AUGUSTA, Ga. (Reuters) – American Justin Thomas said years of putting the Masters on too high a pedestal thwarted his best efforts at the tournament, as he tries yet again this week to tame Augusta National.
The 2017 PGA Championship winner has recorded four top-10 finishes so far in 2022, a little over a year after he won the Players Championship by a one-stroke margin, a promising sign as he fights to don the Green Jacket for the first time.
More importantly, perhaps, he told reporters at Augusta that he had changed his mindset around the prestigious golf major.
“I feel like I’ve performed very, very poorly (in majors),” said the world number seven.

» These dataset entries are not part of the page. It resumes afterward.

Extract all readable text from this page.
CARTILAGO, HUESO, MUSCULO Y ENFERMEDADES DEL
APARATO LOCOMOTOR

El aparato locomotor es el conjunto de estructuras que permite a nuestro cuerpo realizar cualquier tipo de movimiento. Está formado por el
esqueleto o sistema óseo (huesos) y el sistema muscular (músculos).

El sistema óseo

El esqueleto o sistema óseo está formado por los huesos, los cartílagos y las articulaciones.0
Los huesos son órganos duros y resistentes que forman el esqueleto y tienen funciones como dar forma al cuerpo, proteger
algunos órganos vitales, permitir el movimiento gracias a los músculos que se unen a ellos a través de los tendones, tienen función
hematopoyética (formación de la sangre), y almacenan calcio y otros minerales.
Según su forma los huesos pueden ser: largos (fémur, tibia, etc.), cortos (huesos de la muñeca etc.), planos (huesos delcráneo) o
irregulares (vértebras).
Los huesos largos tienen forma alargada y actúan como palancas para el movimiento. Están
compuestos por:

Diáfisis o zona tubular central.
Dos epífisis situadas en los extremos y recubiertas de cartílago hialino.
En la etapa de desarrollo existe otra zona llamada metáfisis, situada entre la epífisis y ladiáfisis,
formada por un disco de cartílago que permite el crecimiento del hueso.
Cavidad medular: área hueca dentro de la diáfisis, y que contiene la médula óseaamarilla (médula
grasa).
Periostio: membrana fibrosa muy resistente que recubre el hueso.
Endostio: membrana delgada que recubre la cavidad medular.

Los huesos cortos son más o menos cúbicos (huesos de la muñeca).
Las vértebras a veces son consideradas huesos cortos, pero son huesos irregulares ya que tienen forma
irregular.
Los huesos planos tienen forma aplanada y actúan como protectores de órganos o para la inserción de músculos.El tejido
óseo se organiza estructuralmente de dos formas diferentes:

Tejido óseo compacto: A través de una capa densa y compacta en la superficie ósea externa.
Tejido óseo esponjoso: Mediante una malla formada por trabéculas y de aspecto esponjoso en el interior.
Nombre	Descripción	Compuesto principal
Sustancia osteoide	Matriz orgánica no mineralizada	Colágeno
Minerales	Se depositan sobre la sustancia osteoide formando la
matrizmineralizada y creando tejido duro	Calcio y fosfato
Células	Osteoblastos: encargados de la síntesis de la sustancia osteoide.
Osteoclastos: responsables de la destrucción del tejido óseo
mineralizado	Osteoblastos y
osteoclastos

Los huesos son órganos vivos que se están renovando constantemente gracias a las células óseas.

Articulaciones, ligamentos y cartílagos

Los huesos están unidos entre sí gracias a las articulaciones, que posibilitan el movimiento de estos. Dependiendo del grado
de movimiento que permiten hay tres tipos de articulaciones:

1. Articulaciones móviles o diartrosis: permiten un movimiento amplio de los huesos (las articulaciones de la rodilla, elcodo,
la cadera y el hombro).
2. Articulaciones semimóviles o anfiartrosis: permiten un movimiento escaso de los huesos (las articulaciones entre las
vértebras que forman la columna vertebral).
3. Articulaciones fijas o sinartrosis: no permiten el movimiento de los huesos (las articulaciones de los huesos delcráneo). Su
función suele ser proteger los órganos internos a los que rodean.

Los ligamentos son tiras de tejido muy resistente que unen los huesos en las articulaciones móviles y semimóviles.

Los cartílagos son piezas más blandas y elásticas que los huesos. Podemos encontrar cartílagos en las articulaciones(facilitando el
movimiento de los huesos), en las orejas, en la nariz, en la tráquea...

“I’ve just put too much pressure on myself in the past and maybe put the tournament on too much of a pedestal and tried to, you know, just overdo things when in reality I should have faith in my game and the things that I can do on the course.”
The 28-year-old finished fourth at Augusta in 2020, his best Masters performance, but argued that he had putted better in his six previous appearances than the statistics might show.
The 14-times PGA Tour winner is hoping to achieve more this year with six-time major winner Phil Mickelson’s long-time caddy Jim “Bones” Mackay on the bag since September.
“He obviously knows the course amazingly, and I feel like I know the course very well too,” said Thomas, who arrived with Mackay in Augusta last Tuesday to go over strategy.
“I think it will just be kind of more game-time stuff, decisions here and there that he’ll be helpful. Hopefully we can create a little bit of the success he’s had here.”
The first round of the Masters starts on Thursday.